Baustelle Bruderholzspital: Sie gilt vielen als Symbol für den Alleingang des Baselbiets in der Spitalpolitik.

Martin Töngi

Sie hat in beiden Basel einigen Staub aufgewirbelt: die Schlussrede des abtretenden Grossratspräsidenten Daniel Goepfert (SP). Vor allem seine Ausführungen zur Spitalpolitik: «Im Interesse der beiden Kantone müssen heilige Kühe wie das Bruderholzspital notgeschlachtet werden», sagte Goepfert im Basler Grossen Rat.

Bruderholz: «Millionen verlocht»

In seiner Schlussrede hat Grossratspräsident Daniel Goepfert pointiert Kritik an der Baselbieter Spitalpolitik geübt. Nachstehend die zentralen Aussagen im Wortlaut: «Wenn wir (...) die kantonsüberschreitende Gesundheitsplanung anschauen, müssen wir von einer Katastrophe reden.
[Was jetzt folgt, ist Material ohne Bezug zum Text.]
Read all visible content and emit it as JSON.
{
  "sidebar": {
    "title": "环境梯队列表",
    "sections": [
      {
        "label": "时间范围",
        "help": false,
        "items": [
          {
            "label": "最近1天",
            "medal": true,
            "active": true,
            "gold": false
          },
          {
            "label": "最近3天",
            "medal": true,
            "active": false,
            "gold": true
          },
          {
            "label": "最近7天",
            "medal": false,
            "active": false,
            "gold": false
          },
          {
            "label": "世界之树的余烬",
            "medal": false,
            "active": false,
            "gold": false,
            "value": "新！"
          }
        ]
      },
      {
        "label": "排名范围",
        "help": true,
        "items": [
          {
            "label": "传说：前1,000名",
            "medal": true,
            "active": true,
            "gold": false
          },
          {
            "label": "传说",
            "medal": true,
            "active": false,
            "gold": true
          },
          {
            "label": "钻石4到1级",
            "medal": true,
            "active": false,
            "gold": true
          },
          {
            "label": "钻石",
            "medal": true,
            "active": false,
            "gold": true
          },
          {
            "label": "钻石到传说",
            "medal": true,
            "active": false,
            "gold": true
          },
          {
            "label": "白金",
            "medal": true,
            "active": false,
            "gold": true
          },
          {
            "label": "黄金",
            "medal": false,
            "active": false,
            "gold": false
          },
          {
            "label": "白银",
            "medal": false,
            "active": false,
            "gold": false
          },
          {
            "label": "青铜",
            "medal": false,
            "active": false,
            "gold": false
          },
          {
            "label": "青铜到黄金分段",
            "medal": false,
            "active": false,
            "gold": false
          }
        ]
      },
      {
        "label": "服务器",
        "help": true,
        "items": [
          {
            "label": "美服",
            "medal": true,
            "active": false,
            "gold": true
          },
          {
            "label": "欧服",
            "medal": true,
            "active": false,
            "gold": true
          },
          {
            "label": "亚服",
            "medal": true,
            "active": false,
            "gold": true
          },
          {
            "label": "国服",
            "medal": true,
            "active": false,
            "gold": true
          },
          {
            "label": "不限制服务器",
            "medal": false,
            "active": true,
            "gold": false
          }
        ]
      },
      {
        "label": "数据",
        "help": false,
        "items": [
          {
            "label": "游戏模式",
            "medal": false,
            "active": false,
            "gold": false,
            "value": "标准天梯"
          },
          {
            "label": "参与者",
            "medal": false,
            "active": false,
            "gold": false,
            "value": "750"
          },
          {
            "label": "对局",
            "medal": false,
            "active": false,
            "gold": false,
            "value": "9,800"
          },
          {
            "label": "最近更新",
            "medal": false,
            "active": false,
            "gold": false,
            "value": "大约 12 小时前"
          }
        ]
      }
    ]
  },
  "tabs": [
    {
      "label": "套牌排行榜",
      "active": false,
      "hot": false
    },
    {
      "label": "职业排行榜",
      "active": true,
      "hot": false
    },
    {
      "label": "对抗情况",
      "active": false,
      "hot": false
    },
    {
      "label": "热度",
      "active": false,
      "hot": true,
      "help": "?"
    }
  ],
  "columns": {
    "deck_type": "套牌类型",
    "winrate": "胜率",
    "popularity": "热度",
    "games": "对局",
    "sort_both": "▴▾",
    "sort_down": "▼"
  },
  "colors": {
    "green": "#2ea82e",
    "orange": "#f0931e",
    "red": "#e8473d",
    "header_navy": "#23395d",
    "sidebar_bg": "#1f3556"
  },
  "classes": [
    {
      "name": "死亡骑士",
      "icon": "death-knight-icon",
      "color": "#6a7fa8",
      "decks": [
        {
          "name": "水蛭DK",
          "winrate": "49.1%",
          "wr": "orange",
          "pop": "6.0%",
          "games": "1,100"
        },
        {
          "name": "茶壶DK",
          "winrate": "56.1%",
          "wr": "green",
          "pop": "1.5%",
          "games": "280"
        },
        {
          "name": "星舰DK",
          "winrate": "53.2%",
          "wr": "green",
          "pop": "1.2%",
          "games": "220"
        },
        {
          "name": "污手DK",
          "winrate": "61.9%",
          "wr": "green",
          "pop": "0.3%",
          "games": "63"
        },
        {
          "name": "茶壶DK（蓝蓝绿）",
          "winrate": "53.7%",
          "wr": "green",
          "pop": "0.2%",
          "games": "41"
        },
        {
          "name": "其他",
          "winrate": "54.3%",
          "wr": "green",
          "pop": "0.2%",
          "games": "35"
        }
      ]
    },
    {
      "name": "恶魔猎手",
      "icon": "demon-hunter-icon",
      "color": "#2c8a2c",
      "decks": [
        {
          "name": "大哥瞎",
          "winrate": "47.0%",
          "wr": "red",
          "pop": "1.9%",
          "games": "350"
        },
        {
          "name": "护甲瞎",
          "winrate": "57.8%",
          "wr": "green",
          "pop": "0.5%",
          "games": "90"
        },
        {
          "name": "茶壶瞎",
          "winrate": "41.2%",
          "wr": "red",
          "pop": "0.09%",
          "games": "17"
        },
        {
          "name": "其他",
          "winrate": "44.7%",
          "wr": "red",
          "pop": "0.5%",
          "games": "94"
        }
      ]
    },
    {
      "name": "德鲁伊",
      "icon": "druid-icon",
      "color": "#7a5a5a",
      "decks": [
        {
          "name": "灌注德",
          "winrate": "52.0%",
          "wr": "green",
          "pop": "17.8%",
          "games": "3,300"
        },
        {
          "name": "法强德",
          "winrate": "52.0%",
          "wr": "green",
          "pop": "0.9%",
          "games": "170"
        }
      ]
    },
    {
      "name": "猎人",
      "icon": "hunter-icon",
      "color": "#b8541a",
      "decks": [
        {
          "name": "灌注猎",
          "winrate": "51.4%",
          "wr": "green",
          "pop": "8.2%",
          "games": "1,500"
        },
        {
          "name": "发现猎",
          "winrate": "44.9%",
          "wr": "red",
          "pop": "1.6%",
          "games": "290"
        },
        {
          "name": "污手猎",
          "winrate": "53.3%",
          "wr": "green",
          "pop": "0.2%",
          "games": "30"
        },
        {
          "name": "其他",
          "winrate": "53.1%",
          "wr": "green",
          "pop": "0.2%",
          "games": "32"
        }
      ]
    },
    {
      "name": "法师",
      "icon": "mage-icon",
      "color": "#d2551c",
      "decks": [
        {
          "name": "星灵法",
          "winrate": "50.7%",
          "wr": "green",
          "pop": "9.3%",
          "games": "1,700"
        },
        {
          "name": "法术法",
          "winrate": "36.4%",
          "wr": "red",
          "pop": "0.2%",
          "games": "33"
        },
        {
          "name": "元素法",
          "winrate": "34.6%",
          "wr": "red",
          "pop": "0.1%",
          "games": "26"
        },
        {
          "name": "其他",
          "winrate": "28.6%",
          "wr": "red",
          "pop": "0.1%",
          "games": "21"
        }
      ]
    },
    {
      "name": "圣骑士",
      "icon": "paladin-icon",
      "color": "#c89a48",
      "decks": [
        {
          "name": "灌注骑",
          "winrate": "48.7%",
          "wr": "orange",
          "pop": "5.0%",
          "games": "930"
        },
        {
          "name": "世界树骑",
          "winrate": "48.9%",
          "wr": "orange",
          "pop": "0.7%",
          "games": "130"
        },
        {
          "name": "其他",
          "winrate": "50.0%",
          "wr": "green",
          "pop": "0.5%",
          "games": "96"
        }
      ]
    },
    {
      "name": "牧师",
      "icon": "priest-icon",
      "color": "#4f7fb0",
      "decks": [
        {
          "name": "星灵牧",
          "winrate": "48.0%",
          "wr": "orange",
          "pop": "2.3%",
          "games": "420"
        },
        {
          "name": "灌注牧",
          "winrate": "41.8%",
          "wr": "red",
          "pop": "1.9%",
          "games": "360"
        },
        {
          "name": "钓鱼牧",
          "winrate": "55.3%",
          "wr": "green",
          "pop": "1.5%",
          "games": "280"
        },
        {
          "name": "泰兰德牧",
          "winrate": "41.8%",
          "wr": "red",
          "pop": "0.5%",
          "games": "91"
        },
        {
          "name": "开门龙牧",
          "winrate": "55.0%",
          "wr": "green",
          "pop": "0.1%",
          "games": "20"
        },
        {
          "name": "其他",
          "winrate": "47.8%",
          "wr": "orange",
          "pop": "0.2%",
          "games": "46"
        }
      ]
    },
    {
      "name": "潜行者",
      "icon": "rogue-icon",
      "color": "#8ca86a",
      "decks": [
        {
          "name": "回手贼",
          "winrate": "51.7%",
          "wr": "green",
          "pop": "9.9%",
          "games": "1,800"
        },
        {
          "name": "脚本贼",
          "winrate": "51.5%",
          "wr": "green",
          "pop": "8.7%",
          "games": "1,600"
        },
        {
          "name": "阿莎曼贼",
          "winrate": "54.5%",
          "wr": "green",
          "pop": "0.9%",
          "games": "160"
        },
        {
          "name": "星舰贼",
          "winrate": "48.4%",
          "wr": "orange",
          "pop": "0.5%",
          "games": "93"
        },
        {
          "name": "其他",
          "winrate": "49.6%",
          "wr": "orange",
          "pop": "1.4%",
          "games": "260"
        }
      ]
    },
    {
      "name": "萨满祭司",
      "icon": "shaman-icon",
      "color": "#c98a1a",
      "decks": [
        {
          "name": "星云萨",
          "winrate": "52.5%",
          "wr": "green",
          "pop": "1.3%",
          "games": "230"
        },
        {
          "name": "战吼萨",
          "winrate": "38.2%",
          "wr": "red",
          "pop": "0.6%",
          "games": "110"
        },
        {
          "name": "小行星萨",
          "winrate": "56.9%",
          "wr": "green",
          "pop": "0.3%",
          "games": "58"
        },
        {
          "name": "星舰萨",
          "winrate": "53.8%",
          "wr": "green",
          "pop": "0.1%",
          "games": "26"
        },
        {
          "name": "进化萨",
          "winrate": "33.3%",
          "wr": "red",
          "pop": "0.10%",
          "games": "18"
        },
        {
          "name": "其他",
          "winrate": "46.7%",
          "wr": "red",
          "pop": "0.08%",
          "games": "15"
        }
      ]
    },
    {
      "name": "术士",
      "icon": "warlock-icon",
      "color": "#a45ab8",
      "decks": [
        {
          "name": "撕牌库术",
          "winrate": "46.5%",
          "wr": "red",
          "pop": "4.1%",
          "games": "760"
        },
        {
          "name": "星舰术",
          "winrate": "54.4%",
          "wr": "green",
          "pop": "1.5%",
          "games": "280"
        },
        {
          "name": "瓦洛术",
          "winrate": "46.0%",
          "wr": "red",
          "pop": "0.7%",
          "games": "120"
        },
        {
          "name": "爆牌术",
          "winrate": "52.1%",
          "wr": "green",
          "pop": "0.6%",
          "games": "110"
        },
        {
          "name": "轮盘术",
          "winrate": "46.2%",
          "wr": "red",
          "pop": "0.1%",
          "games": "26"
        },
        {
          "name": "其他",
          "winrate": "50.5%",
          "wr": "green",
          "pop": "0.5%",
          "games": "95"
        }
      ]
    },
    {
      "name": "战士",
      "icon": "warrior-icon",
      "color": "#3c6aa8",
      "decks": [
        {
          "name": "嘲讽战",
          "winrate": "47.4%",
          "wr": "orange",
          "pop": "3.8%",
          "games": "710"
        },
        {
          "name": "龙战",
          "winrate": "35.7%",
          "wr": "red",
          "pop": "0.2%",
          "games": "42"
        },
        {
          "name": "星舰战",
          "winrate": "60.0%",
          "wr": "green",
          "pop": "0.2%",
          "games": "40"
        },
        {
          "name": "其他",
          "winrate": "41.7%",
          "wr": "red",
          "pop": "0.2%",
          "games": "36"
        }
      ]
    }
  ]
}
Unzählige Millionen werden in Spitäler verlocht, die den einzigen Zweck haben, als Symbole einer falsch verstandenen Eigenständigkeit zu dienen. (...) Im Interesse der Zusammenarbeit und im finanziellen Interesse der beiden Kantone müssen heilige Kühe wie das Bruderholzspital notgeschlachtet werden.» (haj)

Die Rede finden Sie unter: www.grosserrat.bs.ch

Bruderholz: «Spital hat Zukunft»

Beim Kantonsspital Baselland, dem das Bruderholz angehört, kommen die Ausführungen des «höchsten Baslers» schlecht an: Solche Bemerkungen seien «unverständlich und unakzeptabel», schreiben Verwaltungsratspräsident Dieter Völlmin und Spital-Chef Heinz Schneider in einem Brief ans Grossratsbüro. In der Rede werde dem Bruderholzspital mit seinen 1600 Mitarbeitenden die Existenzberechtigung abgesprochen. «Das ist krass», findet Völlmin. Er ist überzeugt, dass das Spital eine Zukunft hat - und zwar mit einer gesunden Mischung aus Kooperation und Konkurrenz zu den Basler Spitälern. Unbestritten sei, dass ein Grossteil der hoch spezialisierten Medizin nur gemeinsam mit dem Universitätsspital Basel (USB) angeboten werden könne. «Wir müssen aber aufhören, unsere Spitäler zum Spielball der Politik zu machen», sagt Völlmin.

Notschlachten sei der falsche Begriff, urteilt Urs Müller, Präsident der Gewerkschaft VPOD, die auch Bruderholz-Mitarbeitende vertritt. Goepfert habe aber ein verbreitetes Unbehagen pointiert formuliert: «Dass in der regionalen Spitalplanung in den letzten Jahren einiges schiefgelaufen ist, schleckt keine Geiss weg», sagt Müller. Als Beispiele nennt er die gescheiterten Pläne für ein gemeinsames Geriatriezentrum auf dem Areal des Bethesda- und später des Bruderholzspitals. Nicht nur deswegen steht das Bruderholz symbolisch für den Alleingang des Baselbiets in der Spitalpolitik. Anstatt sich die Versäumnisse um die Ohren zu schlagen, fordert Müller zu einem gemeinsamen Vorgehen auf: «Die beiden Gesundheitsdirektoren Carlo Conti und Peter Zwick sollten nun kreativ werden», fordert Müller.

«Markt wird es schon richten»

Derweil plädiert GLP-Grossrat David Wüest-Rudin für Gelassenheit: Der Markt werde in den nächsten Jahren zeigen, welche Spitäler überlebensfähig seien. «Die Konkurrenz zwischen Bruderholz und Unispital hat mit Einführung der Fallpauschalen erst richtig zu spielen begonnen», analysiert Wüest-Rudin, der als Geschäftsführer im Gesundheitswesen tätig ist. Gleichwohl stelle sich die Frage, ob sich die beiden Kantone als Eigner grosser Spitäler konkurrenzieren oder die Gesundheitsversorgung gemeinsam planen wollen. «In der Regel geht es partnerschaftlich besser», urteilt er.